I think these sorts of questions should be used by teams that want to set the minimum standards on the team. I'm reminded of a rule used at the Recurse Centre: never feign surprise when someone asks a question (I paraphrase). The idea is that if someone asks you a question about something you think is fundamental, like Bash for example, don't immediately feign surprise and say, "You don't know bash?" It's not helpful. Instead take it as an opportunity to teach them something awesome. However this doesn't generally work in a professional setting where you're required to know Bash in order to function at your job.
If on my team we're responsible for the operation and maintenance of several millions of dollars worth of infrastructure that runs our customers' applications then there are certain minimum requirements for operating effectively within this team. I expect you would know Bash at a minimum. I should also expect you to know the network stack of the OS we deploy on, how TCP works, what a hypervisor is, etc. We may write most of our application code in a high-level language that abstracts these details away but that doesn't preclude you from understanding them. It's just a convenient tool. You have to know how to manage complexity and avoid premature pessimization in order to be effective and that means you will be interviewed using technical questions to screen for that minimum level of knowledge.

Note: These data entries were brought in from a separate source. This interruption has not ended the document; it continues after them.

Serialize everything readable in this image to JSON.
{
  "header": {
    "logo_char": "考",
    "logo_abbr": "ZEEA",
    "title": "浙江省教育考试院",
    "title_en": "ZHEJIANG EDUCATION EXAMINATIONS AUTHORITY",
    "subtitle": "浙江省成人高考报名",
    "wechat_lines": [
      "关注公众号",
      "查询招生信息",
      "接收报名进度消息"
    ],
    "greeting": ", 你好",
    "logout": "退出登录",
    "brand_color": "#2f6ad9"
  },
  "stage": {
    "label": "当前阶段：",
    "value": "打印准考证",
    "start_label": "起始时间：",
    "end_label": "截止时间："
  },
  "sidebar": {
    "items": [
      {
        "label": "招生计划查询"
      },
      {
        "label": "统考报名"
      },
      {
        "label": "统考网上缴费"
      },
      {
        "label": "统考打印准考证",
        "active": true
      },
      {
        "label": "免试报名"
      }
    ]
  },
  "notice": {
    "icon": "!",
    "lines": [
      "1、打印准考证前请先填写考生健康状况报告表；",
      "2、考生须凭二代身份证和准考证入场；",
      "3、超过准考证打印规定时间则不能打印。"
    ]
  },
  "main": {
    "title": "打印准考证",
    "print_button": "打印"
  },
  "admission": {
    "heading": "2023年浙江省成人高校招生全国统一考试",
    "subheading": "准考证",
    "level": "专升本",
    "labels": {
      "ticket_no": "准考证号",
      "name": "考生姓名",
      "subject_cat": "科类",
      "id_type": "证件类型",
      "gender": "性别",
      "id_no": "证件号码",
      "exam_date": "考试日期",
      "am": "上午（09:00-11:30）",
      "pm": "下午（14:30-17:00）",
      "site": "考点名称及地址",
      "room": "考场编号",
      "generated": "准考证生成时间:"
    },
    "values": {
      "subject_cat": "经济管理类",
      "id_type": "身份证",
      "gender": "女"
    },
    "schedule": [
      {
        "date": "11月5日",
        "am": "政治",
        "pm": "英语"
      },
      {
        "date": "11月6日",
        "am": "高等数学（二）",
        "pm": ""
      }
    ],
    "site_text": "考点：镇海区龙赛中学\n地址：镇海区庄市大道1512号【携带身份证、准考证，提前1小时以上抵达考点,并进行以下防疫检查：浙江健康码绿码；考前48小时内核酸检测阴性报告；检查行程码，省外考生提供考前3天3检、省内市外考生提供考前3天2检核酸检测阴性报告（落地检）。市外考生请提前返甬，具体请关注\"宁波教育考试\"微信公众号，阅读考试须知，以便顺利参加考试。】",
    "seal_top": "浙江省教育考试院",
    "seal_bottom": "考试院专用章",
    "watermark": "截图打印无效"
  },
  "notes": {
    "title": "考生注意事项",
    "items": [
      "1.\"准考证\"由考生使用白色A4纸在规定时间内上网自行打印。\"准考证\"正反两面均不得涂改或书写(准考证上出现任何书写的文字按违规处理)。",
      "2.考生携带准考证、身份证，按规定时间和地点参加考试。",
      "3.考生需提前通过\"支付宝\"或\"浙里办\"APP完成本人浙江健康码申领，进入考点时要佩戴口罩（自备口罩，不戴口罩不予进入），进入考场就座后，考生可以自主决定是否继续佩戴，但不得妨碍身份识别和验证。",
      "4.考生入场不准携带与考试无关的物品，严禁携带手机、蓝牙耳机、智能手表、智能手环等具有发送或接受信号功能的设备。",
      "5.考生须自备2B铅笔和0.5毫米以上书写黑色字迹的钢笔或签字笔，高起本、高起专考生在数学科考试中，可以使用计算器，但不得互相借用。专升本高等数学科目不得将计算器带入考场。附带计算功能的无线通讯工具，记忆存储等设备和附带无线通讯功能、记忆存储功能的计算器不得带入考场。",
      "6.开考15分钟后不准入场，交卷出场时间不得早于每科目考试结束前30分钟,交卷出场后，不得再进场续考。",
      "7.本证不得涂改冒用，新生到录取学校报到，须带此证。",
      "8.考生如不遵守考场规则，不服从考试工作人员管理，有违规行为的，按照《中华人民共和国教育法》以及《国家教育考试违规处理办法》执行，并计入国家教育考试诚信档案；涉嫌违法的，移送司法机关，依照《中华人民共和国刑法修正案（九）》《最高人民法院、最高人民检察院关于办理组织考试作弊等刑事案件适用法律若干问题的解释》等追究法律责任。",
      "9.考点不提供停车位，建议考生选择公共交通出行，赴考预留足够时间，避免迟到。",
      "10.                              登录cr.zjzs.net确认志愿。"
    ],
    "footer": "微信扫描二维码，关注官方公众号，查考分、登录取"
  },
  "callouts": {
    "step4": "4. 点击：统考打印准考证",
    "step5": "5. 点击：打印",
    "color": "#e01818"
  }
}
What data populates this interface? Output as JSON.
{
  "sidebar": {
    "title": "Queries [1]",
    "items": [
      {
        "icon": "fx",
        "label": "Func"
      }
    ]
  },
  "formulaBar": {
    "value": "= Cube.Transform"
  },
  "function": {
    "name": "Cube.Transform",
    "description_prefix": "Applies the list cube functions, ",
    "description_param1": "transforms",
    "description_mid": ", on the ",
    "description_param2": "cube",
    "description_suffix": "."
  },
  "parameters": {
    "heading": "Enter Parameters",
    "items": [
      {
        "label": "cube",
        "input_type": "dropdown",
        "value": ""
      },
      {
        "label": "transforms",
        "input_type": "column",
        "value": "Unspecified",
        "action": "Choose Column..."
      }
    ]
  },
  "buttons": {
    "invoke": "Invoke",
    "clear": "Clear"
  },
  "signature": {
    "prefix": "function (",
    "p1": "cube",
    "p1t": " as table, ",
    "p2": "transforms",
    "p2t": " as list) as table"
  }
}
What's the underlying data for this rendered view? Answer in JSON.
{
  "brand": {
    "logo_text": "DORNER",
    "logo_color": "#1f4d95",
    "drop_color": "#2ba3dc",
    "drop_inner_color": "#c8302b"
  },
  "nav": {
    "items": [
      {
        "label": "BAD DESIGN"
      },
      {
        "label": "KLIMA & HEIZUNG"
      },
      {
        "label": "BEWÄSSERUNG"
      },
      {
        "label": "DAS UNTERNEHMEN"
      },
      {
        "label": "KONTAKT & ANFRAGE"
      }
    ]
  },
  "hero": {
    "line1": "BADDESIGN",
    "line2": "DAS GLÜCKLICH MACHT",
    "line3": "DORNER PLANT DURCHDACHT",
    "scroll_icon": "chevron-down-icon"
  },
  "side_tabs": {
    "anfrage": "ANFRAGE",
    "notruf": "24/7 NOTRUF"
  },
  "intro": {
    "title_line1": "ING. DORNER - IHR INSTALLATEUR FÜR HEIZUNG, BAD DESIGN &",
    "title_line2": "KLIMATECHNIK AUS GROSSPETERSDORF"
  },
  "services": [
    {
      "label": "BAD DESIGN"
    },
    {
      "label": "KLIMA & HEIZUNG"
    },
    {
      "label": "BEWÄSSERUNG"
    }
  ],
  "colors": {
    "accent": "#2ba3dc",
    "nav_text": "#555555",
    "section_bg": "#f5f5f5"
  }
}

However I think most companies do tend to use this tool poorly. I've interviewed with startups that build consumer web applications that ask questions about radix sort and k-d trees. That's what I call, overkill. This trap is easy to fall into if your motto is something glib and banal like, "We only hire the best." If you don't quantify what "best" is you're just going to negatively filter out potential candidates and hire on bias. You have to scale the screening process to only test for that minimum competency and choose how much risk you want to take in teaching new hires.
If I'm hiring a more junior developer to our team I expect that we're going to mentor that person and make them a better engineer by working with us. They can ask questions that may be outside of our minimum standard. However if I'm hiring for a team-lead position I'm much more likely to not accept a candidate who cannot fly through our screening process. Working with them is going to be difficult and if it's 3 in the morning and they're causing more problems than fixing because they don't know how the TCP re-transmission protocol works then we're going to have a problem.
The conclusion of all this is: tweak the screening process to set the minimum standards required for effective communication on the team. Don't set the bar unnecessarily high: define what the bar should be and assess the risk of mentoring junior developers. You need a good mix across the spectrum for an effective team.